Figure 3: Cancer type specificity in tumors and blood is achievable using nine (9) “well-known” genera in data from Gihawi et al. 2023 bioRxiv that are also found in the Weizmann Institute of Science (WIS) cohort of tumors.
(A) Nine WIS-overlapping bacterial genera were selected in the Gihawi et al. raw data that are commonly associated with human health and disease: Pseudomonas, Staphylococcus, Clostridium, Acinetobacter, Streptococcus, Klebsiella, Prevotella, Fusobacterium, and Veillonella. Prevalences for these 9 genera were calculated in the Harvard Medical School (HMS) subset of primary tumor (PT) and blood derived normal (BDN) samples since (i) HMS is the largest sequencing center in their data and (ii) since HMS is the only sequencing center with >1 cancer type among both PT and BDN samples. Across all 9 genera, the average PT prevalence was 81.29%, and the average BDN prevalence was 72.63%.
(B) The PT and BDN prevalences in panel (A) were compared, finding significant correlation (Pearson R=0.97, p=1.4e-5).

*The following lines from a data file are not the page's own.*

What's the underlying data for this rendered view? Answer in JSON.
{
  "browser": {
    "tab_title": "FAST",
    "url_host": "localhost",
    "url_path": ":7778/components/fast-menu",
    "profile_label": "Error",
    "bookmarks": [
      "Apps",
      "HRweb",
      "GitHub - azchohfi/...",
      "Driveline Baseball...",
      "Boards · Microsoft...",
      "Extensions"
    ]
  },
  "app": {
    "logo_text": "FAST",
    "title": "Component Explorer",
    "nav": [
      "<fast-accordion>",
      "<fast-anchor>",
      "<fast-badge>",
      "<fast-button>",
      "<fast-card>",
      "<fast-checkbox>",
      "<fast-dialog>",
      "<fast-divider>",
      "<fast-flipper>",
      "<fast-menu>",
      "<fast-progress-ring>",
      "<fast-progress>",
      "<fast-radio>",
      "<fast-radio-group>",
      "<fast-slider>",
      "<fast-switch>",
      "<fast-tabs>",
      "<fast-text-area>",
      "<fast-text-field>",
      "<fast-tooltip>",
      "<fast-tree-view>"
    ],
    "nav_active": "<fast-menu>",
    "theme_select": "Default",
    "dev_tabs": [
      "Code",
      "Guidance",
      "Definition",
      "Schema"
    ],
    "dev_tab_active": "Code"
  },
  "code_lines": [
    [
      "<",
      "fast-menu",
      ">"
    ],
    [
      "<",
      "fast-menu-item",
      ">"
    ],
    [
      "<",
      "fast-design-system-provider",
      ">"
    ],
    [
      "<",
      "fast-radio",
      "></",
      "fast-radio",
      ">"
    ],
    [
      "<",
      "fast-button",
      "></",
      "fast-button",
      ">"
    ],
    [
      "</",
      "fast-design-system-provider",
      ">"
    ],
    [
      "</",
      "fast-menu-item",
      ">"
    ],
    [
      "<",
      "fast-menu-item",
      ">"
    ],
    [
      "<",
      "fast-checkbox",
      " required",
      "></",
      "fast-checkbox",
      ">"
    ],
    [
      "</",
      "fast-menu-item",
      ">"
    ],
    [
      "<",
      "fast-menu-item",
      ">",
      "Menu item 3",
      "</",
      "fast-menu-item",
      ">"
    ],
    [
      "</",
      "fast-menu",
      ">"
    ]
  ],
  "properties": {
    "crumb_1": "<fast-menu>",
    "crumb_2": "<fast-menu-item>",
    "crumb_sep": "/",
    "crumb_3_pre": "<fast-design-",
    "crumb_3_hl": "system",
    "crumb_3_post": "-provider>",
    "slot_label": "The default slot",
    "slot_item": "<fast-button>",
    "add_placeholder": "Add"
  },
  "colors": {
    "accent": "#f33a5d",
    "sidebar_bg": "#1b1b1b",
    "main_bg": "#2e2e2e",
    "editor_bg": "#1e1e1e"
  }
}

The absolute prevalence is higher in tumors than blood, which is expected based on the relative reduction in microbial biomass.
(C-E) Cancer type differences were then evaluated using log-ratios of the 9 genera raw abundances, which is a compositionally-coherent comparison (Rivera-Pinto et al. 2018 mSystems; Morton et al. 2019 Nature Comm). The following 7 genera abundances were summed in the numerator per sample: Prevotella, Fusobacterium, Streptococcus, Veillonella, Klebsiella, Clostridium, Pseudomonas. The following 2 genera abundances were summed in the denominator per sample: Staphylococcus, Acinetobacter. After summating their abundances, the numerators and denominators were divided, followed by taking the log2 to obtain the per sample log-ratio. This process was done within each sequencing center subset to avoid needing batch correction, including (C) HMS PT samples, (D) MD Anderson PT samples, and (E) the Broad Institute PT samples. No other sequencing center subsets in the Gihawi et al. data had >1 cancer type available to compare. All statistical comparisons used Wilcoxon tests with Holm multiple testing correction in panel (C).
(F) Using the 9 genera’s raw abundances in primary tumors, machine learning (ML) was run within each sequencing center subset to predict cancer type. Since HMS had 3 cancer types, multiclass ML was run, followed by calculating the performance using each class versus all others to obtain 2-class ROC curves (e.g., ”HMS BLCA” denotes the performance of bladder cancer versus breast and head and neck cancers at HMS). MD Anderson (MDA) primary tumors only comprised BLCA and HNSC cancers, and the same was true for Broad Institute (”Broad”) primary tumors. The AUROC was calculated for each 2-class model (inset text) and the ROC curves were overlaid.
(G) Confusion matrix of multiclass ML among the HMS PT samples. The mean balanced accuracy was 91.11%, which was significantly better than the no information rate (NIR) (p<2.2e-16).
(H) Left: Confusion matrix of 2-class ML among the MDA PT samples, wherein the balanced accuracy was 91.24%, which was significantly better than the no information rate (NIR) (p=4.82e-6). Right: Confusion matrix of 2-class ML among the Broad Institute PT samples, wherein the balanced accuracy was 85.69%, which was significantly better than the no information rate (NIR) (p=2.84e-3).
(I) ROC curve of the 2-class ML results among HMS BDN samples, with AUC and the confusion matrix inset. Balanced accuracy was 85.53% and significantly better than the no information rate (NIR) (p=0.01)
(J) Log-ratios using the 9 genera’s raw abundances were calculated among HMS blood samples using the same numerators and denominators as in panels (C-E), with significant separation between cancer types (p=1.13e-6). Wilcoxon testing was used to compare the log-ratios.